One email submitted to the Village Board contained an original message from Glennon, who urged people to attend Thursday’s hearing or to at least write the village saying they support the legislation.

“It is important to demonstrate public sentiment in favor of the proposed Amendment to the Village Zoning Code, specifically to allow for the Grocery Market use and for the construction of an appropriately sized building in the handful of parcels that constitute the Village Highway Business District,” Glennon’s message reads.

Glennon said opponents are a “vocal minority.”

Abe Wallach, who has spoken at length at each hearing and says he will sue the village if the legislation passes, continued Thursday to object to what he says is a zoning amendment designed specifically to accommodate The Fresh Market. “Without it saying it, it’s being geared to one property, one property in particular,” he said of the legislation.
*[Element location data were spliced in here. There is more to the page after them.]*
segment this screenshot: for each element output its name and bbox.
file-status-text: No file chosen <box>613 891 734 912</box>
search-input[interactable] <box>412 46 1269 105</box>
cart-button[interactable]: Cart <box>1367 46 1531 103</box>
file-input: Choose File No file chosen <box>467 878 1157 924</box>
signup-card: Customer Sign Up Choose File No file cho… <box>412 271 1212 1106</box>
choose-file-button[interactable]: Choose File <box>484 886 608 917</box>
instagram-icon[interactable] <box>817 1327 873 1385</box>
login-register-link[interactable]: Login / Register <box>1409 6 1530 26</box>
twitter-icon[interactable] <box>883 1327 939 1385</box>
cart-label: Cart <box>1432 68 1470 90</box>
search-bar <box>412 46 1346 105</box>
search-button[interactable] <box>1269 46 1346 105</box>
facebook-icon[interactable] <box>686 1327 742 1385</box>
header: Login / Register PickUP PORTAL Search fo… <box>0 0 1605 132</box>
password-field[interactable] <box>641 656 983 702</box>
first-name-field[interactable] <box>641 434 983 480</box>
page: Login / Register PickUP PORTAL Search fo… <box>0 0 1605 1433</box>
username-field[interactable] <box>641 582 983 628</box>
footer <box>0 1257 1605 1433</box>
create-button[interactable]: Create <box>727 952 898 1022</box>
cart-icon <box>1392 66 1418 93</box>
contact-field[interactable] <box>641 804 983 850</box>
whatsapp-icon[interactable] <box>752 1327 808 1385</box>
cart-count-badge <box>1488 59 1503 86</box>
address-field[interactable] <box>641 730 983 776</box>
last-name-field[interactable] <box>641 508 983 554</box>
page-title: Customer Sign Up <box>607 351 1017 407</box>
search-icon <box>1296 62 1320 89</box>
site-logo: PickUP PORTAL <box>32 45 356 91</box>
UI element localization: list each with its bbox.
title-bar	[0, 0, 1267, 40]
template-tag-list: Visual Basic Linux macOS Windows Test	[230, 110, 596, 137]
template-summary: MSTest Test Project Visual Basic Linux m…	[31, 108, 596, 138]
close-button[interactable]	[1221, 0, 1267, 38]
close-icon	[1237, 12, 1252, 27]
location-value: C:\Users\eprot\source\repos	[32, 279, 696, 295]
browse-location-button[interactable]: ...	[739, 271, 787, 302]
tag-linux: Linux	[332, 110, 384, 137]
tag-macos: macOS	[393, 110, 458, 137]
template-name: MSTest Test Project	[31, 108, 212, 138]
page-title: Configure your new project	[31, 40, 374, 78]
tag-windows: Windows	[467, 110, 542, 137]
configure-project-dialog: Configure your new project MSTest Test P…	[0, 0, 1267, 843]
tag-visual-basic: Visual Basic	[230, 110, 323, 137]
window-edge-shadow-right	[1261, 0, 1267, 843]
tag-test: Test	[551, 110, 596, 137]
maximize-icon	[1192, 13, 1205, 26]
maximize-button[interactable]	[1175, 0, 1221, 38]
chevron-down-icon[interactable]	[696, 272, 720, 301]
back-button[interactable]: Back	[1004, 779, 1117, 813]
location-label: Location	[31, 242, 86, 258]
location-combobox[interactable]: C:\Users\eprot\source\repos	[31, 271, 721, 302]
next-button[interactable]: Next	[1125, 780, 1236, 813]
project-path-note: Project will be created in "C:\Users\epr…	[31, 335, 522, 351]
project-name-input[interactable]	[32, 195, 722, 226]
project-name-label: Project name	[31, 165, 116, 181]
While other speakers said the village needs more shopping choices, Wallach disagreed, pointing out that there are supermarkets in Bridgehampton and Hampton Bays, not far from the village. “Maybe Southampton is the cultural center, the restaurant center … but it just isn’t the supermarket center for the region,” he said.

Heather McCallion, a village resident and Southampton School Board member, did it not see it that way. “People who are raising families and taking care of children in the village don’t have the time to go to Hampton Bays,” she said.

Also speaking at Thursday’s hearing, village resident said, “I don’t see a reason not to have another store here … I think it’s good for the residents of this community to have more choices.”

Repeated criticisms of the legislation and Glennon site are the traffic that could be generated at an already busy intersection, that a 20,000-square-foot store will be too small for a true supermarket and therefore will not be an alternative to Waldbaum’s, and that the law was put on the table only after The Fresh Market showed interest in coming to Southampton.

If the legislation passes, anyone wishing to develop a supermarket will need site plan approval — and all the studies that entails — as well as the green light from the Village Board, since a supermarket will be considered a “special exception” use.

“They have to come on bended knee and convince us that the specific building their proposing is not going to be a traffic disaster,” Village Trustee Bill Hattrick said.